Codecademy “Make a Website” notes

I’ve just completed the “Make a Website” lesson on Codecademy, because it made sense to start at the beginning and (re)learn the fundamentals. I knew some simple HTML going in so I had expected part of it to be review and part of it to be new material.

The review part was expected: the lesson went over basic concepts of HTML tags and their hierarchical structure, then went into fine-tuning appearance via CSS.

But the new material was a surprise. After the CSS unit completed teaching about backgrounds and borders and spacing, it promised the next unit is about content and page layout. I thought “OK, good, now we’re getting into stuff I don’t know.”

The next unit began by introducing the Bootstrap framework to manage page layout. It was still an informative and fun interactive lesson, but I was left disappointed by the departure from HTML fundamentals.

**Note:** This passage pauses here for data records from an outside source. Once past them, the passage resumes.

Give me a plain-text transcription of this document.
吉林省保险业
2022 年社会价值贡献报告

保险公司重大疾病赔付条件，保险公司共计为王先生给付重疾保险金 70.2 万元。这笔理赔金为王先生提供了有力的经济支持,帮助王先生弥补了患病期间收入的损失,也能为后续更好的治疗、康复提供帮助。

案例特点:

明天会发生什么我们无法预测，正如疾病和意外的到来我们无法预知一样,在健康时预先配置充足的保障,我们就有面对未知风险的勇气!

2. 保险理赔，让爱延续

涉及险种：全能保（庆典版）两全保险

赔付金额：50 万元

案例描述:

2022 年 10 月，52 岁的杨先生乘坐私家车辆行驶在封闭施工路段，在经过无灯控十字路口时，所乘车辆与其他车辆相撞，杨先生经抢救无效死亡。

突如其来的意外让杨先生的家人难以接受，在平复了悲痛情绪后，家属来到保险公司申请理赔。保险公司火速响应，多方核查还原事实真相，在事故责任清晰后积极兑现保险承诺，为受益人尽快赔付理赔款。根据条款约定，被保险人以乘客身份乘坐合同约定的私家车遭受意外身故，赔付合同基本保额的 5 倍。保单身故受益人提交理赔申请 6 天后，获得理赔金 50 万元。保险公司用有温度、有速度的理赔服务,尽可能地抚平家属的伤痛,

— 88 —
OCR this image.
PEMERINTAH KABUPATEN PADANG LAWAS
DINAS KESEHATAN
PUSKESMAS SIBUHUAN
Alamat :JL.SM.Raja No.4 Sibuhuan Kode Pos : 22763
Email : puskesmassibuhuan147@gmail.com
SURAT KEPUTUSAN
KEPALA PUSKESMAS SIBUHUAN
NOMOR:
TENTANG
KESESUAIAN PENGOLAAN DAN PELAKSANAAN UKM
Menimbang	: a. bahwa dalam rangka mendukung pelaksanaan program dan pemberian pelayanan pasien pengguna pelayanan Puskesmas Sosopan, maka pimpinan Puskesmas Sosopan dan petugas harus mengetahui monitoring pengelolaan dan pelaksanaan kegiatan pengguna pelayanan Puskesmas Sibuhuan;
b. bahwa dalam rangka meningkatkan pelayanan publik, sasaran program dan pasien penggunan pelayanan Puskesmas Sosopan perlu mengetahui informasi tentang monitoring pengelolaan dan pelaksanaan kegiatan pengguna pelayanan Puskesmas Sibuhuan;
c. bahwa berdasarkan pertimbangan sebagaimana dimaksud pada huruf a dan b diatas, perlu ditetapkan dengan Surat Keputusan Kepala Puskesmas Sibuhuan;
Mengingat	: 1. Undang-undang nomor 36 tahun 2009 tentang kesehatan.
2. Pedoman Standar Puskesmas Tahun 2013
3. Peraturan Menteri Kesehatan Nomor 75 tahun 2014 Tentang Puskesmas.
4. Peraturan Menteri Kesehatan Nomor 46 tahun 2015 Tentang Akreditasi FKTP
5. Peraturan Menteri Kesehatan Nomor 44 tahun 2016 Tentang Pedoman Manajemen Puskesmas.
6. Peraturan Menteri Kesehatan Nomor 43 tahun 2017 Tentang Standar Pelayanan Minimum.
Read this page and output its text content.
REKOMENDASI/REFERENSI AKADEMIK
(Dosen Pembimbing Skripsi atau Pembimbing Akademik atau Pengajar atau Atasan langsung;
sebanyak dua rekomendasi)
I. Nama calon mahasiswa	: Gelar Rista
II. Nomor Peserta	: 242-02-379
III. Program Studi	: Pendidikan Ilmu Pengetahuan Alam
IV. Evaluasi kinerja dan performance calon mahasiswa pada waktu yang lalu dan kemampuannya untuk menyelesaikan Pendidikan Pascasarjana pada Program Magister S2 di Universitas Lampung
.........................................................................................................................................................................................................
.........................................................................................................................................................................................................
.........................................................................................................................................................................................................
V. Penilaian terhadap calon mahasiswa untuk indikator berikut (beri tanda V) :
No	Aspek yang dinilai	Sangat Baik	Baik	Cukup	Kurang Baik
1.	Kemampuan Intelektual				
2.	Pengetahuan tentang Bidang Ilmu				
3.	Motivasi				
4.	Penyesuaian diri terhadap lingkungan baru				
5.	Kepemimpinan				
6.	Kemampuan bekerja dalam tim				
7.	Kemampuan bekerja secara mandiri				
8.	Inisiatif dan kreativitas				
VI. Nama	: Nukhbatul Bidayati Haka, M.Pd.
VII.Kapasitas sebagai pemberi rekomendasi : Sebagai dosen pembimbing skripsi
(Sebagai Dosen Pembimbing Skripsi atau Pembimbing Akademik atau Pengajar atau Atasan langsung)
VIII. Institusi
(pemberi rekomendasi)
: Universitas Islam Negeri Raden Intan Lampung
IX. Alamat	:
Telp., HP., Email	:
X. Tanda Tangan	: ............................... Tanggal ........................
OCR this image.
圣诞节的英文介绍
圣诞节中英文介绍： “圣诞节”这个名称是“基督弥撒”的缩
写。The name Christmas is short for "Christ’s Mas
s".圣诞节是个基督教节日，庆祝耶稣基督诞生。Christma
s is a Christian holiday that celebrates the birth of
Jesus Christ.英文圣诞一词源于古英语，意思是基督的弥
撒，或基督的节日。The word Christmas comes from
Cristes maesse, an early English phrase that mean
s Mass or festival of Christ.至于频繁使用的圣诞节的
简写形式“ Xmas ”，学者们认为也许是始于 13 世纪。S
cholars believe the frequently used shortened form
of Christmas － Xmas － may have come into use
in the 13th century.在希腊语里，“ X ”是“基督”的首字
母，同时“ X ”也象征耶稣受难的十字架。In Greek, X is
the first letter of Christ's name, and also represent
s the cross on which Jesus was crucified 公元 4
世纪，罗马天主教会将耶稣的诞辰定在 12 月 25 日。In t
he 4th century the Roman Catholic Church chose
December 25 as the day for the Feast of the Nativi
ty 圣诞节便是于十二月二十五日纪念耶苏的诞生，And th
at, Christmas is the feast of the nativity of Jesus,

It felt incomplete, like a math class that skipped doing addition with pencil and paper and instead going straight to using a calculator. Yeah, I’m probably not going to do it by hand ever again, but I wanted a lesson to teach me how to do it at least once. I would have preferred the lesson to go a bit into doing HTML layout the hard way, then say “Now that you know how to do it the hard way, let’s do it the easy way with Bootstrap.” Doing it both ways would give me a better feel of how HTML layout works and how Bootstrap makes it easier.

The Codecademy lesson worked as advertised, I’ll just have to fill this hole in my knowledge with something else.